Einde inhoudsopgave
Staatsregeling van Curaçao
Artikel 49
Geldend
Geldend vanaf 10-10-2010
- Bronpublicatie:
04-09-2010, Afkondigingsblad Curaçao 2010, 86 (uitgifte: 04-09-2010, kamerstukken/regelingnummer: -)
- Inwerkingtreding
10-10-2010
- Bronpublicatie inwerkingtreding:
04-09-2010, Afkondigingsblad Curaçao 2010, 86 (uitgifte: 04-09-2010, kamerstukken/regelingnummer: -)
- Vakgebied(en)
Staatsrecht / Staatsinrichting
De leden van de Staten leggen voor de aanvaarding van hun ambt ten overstaan van de Gouverneur de volgende eed dan wel verklaring en belofte van zuivering af en zweren trouw aan het Statuut en aan de Staatsregeling:
‘Ik zweer (verklaar) dat ik, middellijk noch onmiddellijk, onder welke naam of voorwendsel ook, in verband met mijn verkiezing als lid van de Staten, aan iemand, wie hij ook zij, iets heb gegeven of beloofd noch zal geven.

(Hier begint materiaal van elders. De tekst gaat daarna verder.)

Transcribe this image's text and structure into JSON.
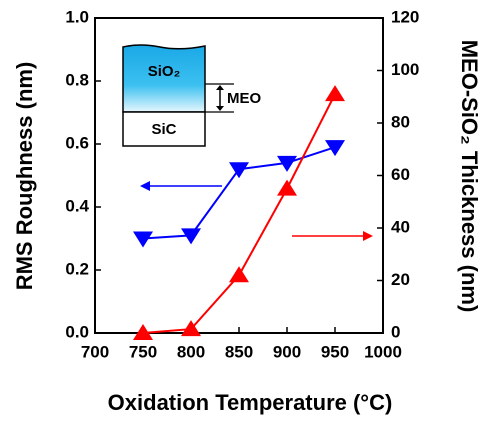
{
  "chart_data": {
    "type": "line",
    "xlabel": "Oxidation Temperature (°C)",
    "ylabel": "RMS Roughness (nm)",
    "y2label": "MEO-SiO₂ Thickness (nm)",
    "annotations": [
      "SiO₂",
      "MEO",
      "SiC"
    ],
    "x": [
      750,
      800,
      850,
      900,
      950
    ],
    "series": [
      {
        "color": "#0000ff",
        "marker": "triangle-down",
        "values": [
          0.3,
          0.31,
          0.52,
          0.54,
          0.59
        ]
      },
      {
        "color": "#ff0000",
        "marker": "triangle-up",
        "axis": "y2",
        "values": [
          0,
          1.5,
          22,
          55,
          91
        ]
      }
    ],
    "xlim": [
      700,
      1000
    ],
    "xticks": [
      700,
      750,
      800,
      850,
      900,
      950,
      1000
    ],
    "ylim": [
      0,
      1
    ],
    "yticks": [
      {
        "value": 0,
        "label": "0.0"
      },
      {
        "value": 0.2,
        "label": "0.2"
      },
      {
        "value": 0.4,
        "label": "0.4"
      },
      {
        "value": 0.6,
        "label": "0.6"
      },
      {
        "value": 0.8,
        "label": "0.8"
      },
      {
        "value": 1,
        "label": "1.0"
      }
    ],
    "y2lim": [
      0,
      120
    ],
    "y2ticks": [
      0,
      20,
      40,
      60,
      80,
      100,
      120
    ]
  }
}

Ik zweer (beloof) dat ik, om iets hoegenaamd in deze betrekking te doen of te laten, van niemand hoegenaamd enige beloften of geschenken aannemen zal, middellijk of onmiddellijk.
Ik zweer trouw aan de Koning en aan het Statuut voor het Koninkrijk, dat ik de Staatsregeling van Curaçao steeds zal helpen onderhouden en het welzijn van Curaçao naar mijn vermogen zal voorstaan.
Zo waarlijk helpe mij God Almachtig’ (‘Dat verklaar en beloof ik’).